Also steige ich die letzten Sprossen der Leiter auch noch hinauf und setze mich bei Hannes auf den Schemel. Ich richte meinen Blick auf meine Hände. Wir schweigen beide, und ich stelle fest, dass ich mich nicht daran erinnern kann, wann ich das letzte Mal nichts in den Händen gehabt habe. Wann ich das letzte Mal einfach nur einen Moment lang untätig und stille sein durfte. Erstaunt drehe ich meine Hände hin und her.

„Es ist ungewohnt, nicht?"
Hannes Stimme ist nur ein Flüstern. Aber er hat mich wortlos verstanden.
„Ja. Seltsam. Das kenne ich gar nicht. Seit dem Tag, an dem ich als Magd hierher gekommen bin, hatte ich wirklich immer was in den Händen. Die Freifrau von Lenthe hat uns immer dazu angehalten, dass wir auch mal einfach spielen, lesen oder träumen. Sie hat immer gesagt:'Träume sind die Lieder der Seele, wenn sie innehält.' Sie hatte so viel Liebe und Weisheit für jeden von uns." ... „Ich vermisse sie immernoch."
Hannes legt seinen Stift weg und schaut mich eine Weile stumm an.

„Ihr sprecht oft von ihr, Frau Adam. Sie war wie eine Mutter für Euch."
Ich nicke bloß. Dann schaue ich zu meinem Gebetbüchlein hin, das auf Hannes einfachem Tisch liegt.
„Ist Euch bewusst, dass sie Euch eine Widmung in das Buch geschrieben hat?"
Ich nicke wieder.
„Ja. Sie hat jedem vorne einen Satz hineingeschrieben.
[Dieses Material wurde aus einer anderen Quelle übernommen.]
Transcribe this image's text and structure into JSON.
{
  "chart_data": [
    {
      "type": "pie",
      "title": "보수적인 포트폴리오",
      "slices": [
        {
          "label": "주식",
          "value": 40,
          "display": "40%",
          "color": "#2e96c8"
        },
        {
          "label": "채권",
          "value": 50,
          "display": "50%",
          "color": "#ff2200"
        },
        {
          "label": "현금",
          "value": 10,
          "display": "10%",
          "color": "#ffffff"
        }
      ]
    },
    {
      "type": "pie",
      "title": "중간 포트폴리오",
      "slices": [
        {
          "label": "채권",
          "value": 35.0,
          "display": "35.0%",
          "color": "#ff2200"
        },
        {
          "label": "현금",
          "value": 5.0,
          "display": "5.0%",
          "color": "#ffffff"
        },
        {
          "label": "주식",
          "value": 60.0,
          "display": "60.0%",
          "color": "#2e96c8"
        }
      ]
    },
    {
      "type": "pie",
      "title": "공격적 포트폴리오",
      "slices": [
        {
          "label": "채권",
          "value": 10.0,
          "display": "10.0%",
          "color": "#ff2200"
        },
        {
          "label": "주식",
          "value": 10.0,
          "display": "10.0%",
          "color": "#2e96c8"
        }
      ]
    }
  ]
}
Das Datum und den Vers zur Konfirmation."
Hannes schüttelt den Kopf.
„Nein. Das meine ich nicht. Ganz hinten auf der letzten Seite steht noch etwas. Wartet."
Er will das Gebetbuch aufschlagen, doch ich greife schneller zu. Ich klappe den hinteren Deckel zur Seite und starre auf die wenigen Buchstaben.

Für meine geliebte Anna:
Ich will dir den Schlüssel des Himmelsreiches geben."

Matthäus 16, 19a

Intuitiv greife ich an meinen Hals.     Ja, sie hat mich geliebt. Ich habe es jeden einzelnen Tag spüren dürfen. Aber geblieben ist mir von ihr nur dieses Buch – und der Schlüssel.     Hannes schaut mich fragend an.
„Hat dieser Vers eine Bedeutung für Euch, Frau Adam? Wisst Ihr, was sie Euch damit sagen will?"
Ich kann nur den Kopf schütteln.
„Nein. Nein, diese Bibelstelle kenne ich nicht. Aber ..."
„Aber? ... Verzeiht, ich will nicht in Euch dringen."

Ich lächele ihn an. „Schon gut."
Ich greife unter die wärmenden Tücher an meinem Hals und ziehe an dem silbernen Kettchen, das dort schon hängt, so lange ich denken kann.
„Aber ich habe tatsächlich einen Schlüssel. Und immer, wenn ich sie gefragt habe, was das für ein Schlüssel ist, ist sie mir ausgewichen und hat nur gesagt:'Pass gut darauf auf, Anna. Was auch immer passiert. Diesen Schlüssel darfst du nie verlieren.' Sie hat immer, immer alle von uns gleich behandelt. Aber so einen Schlüssel ... hatte nur ich."

Ich ziehe den Schlüssel nun ganz hervor und zeige ihn Hannes. Er betrachtet das zierliche Ding eingehend.
„Das ist ein sehr kleiner Schlüssel, der aussieht, als gehöre er zu einem recht komplizierten Schloss. Das kann keine Tür sein. Das muss etwas Kleineres sein, das man aber gut geschützt wissen will."
Ich zucke mit den Schultern und stecke den Schlüssel wieder weg.
„Ich habe nie in meinem Leben etwas gesehen, worauf diese Beschreibung passen könnte. Und ich habe ehrlich gesagt auch nie versucht, mich aufzulehnen, um es herauszufinden. Er war einfach schon immer da."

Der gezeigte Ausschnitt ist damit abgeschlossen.